Friday, January 7, 2011

Hanging on the Hills Hoist

It's a typical scene across inner Sydney the week after Christmas: friends and family out in the back garden, the BBQ is fired up, the adults enjoying a wine or three, resuming the perennial Sydney conversations about real estate, the shambles of state politics, what the kids are doing, plans for getting them into the school of our choice - debating the merits of public versus private schooling.  Meanwhile the kids are running around on the lawn, resuming their own perennial conversation between parents and children about the real purpose of the Hills Hoist: is it a utalitarian clothes dryer or a fantasy fairground carousel?

While we were debating whether Grade 4 children should be doing maths homework, I noticed out of the corner of my eye that the kids had progressed from just spinning around on the Hills Hoist to playing with the laundry pegs - they had begun to make chains of pegs, hanging from the line, linking peg to peg in single file. Maths homework indeed I thought, quietly to myself, and on a hunch I snuck away from the adults to join the kids.  It took some effort to hold myself back and not just take over the peg game (so much fun!) - instead I not-so-innocently asked the kids if perhaps the peg chain might be interesting if we tried branching it off by using the pegs slightly differently. We worked out how to clip two pegs at the end of one peg to create a fork - and then I pulled back to watch the fun. The kids proceeded for the next 30 minutes to build increasingly more complex chains, to transform them from straight lines to curved lines, branching them off, linking separate chains together.

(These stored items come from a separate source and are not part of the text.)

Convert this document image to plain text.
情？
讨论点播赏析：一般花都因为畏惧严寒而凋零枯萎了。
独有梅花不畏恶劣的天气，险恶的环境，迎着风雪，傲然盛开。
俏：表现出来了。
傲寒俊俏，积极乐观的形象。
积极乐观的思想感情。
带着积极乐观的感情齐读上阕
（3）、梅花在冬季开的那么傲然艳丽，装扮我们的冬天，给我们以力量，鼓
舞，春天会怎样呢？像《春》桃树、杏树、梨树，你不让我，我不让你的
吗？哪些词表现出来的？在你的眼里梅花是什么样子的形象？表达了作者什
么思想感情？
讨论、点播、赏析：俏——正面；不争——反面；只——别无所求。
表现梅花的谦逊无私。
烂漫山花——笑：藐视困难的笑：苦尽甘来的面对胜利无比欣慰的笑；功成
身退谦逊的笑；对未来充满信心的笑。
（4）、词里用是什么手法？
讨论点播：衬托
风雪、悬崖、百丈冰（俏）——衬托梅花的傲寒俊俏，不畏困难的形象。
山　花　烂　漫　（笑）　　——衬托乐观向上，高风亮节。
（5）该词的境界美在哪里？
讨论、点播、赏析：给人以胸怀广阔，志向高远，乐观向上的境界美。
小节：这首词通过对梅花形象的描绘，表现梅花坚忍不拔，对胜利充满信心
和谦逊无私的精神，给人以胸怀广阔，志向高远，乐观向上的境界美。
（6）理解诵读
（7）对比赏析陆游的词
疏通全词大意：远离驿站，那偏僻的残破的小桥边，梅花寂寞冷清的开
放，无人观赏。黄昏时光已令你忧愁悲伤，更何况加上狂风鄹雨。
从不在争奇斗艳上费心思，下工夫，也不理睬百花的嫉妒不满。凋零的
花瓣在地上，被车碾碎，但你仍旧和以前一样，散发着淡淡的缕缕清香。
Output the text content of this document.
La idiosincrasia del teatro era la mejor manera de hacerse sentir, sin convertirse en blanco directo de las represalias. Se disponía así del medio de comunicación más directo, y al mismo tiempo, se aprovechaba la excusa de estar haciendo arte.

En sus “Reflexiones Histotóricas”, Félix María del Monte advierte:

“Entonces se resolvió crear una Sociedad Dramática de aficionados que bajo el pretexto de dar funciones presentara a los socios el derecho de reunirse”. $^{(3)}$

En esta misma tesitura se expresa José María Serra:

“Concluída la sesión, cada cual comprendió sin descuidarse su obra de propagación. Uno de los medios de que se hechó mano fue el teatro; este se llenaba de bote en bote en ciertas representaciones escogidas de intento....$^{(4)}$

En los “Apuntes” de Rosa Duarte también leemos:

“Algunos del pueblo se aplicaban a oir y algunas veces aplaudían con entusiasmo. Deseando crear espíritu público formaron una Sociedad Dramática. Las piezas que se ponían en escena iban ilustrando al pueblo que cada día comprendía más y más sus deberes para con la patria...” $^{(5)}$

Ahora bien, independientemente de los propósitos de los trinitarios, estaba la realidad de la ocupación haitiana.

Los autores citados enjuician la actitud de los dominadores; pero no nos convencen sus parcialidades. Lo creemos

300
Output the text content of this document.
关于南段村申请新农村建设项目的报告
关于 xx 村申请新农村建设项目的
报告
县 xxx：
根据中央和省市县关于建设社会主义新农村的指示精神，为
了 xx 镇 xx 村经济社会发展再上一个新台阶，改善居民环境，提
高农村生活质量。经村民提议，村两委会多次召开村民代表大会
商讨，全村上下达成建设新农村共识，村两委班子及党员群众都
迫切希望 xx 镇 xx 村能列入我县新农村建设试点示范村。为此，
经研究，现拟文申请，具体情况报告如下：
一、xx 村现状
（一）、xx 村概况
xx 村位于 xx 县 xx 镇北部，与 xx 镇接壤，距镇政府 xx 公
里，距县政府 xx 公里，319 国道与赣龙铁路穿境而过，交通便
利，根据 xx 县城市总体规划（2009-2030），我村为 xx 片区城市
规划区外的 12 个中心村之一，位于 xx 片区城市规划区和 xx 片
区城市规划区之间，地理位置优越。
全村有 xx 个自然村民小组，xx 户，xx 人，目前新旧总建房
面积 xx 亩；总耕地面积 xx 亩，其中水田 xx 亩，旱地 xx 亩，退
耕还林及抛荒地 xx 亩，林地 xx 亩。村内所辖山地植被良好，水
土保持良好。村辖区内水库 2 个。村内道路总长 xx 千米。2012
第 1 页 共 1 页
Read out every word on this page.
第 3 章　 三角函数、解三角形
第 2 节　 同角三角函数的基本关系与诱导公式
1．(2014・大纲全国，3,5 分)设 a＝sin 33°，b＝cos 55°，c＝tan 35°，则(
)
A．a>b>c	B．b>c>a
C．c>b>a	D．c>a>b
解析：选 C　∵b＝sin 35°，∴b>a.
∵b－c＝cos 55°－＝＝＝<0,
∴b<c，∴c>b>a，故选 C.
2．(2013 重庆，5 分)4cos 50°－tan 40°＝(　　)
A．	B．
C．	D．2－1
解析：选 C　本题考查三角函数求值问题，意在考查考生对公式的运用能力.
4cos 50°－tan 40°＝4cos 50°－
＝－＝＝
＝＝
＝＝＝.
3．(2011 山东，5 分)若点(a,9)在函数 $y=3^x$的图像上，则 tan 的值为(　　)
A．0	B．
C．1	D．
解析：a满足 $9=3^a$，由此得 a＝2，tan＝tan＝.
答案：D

Peg chains on the Hills Hoist - with Anya and Dom. (c) All rights reserved.
As the chains become more complex and longer, they started to break. One six year old child started comparing the different types of pegs we had, developed his own well reasoned theory about which pegs we should use and how. I laughed when I realised his boisterous smashing of other children's peg chains was a totally rational consequence of his theory - chains that did not conform to his design had to be removed!

I could not help but wonder, for children still at primary (elementary) school - would a thirty minute play session exploring shape and network connections using pegs on a Hills Hoist be as helpful as being made to sit at a desk at home and do maths homework? Hattie's meta-analysis found a negligible 0.15 effect size for primary students doing homework - so maybe there is something in this suggestion.